Corrosion Mitigation in hydro turbines can be classified based on how water flows through the turbine itself. When passed through a turbine, water can take a variety of different paths. This leads to three categories of water flow through turbines: •Axial Flow:Water flows through the turbine parallel to the axis of rotation. •Radial Flow:Water flows through the turbine perpendicular to the axis of rotation. •Mixed Flow:Water flows through in a combination of both radial and axial flows.

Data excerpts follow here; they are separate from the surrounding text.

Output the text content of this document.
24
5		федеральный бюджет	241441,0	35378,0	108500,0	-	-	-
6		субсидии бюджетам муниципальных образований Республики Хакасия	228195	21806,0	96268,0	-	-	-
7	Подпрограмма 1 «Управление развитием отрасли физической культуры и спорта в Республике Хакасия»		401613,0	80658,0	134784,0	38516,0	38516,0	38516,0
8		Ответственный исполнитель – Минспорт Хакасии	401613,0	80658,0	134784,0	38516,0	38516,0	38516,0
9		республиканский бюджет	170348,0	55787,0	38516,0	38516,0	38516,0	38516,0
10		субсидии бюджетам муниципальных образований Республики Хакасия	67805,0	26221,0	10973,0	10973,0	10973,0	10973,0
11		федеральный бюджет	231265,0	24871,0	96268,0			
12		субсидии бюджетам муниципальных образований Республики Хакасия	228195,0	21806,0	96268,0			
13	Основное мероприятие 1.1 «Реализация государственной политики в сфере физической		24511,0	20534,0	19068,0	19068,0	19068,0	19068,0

For example, in a Francis turbine water flows in radially but exits axially.

Problems in turbines due to corrosion:-

•Pitting, corrosion fatigue, and stress corrosion cracking problems all occur in steam turbines. The major corrodents are sodium hydroxide, chloride, sulfate, and sulfides. •Usually, the level of contaminants present in steam is not high enough to corrode the system components. As steam expands through a turbine, the solubility of contaminants in the steam decreases. •They condense onto surfaces at solution concentrations much higher than the original contaminant concentration in the steam. These concentrated solutions promote system corrosion. •Pitting is commonly associated with chloride deposits and occurs on rotors, disks, and buckets. Pitting attack often occurs when a moist, oxygen-laden atmosphere develops in out-of-service turbines. •Damage is most severe when chloride deposits are also present. An oxygen-free or condensate-free atmosphere should be maintained to protect out of service turbines from corrosion.

Problems in turbines due to erosion: -

•Erosion of turbine blades results in rough, uneven surfaces that alter steam flow paths. This reduces turbine efficiency and can also limit capacity. •Erosion at the high-pressure end of a turbine is usually caused by solid particles (usually iron oxide) present in the steam. Iron oxide particles are present if they were not removed by steam blows during system start-up. •They can also result from exfoliation of super heater or main steam header oxides or can be introduced into the steam by contaminated water. •Erosion of intermediate and low-pressure blades is usually caused by water in the steam. Operation below design inlet steam temperature or at low load can cause condensation in these stages, leading to erosion problems. •Carbon dioxide or other acidic species present in the condensate can accelerate the damage. Some protection against erosion-corrosion can be provided by low distribution ratio amines, which neutralize the acidity and elevate the pH of the condensate.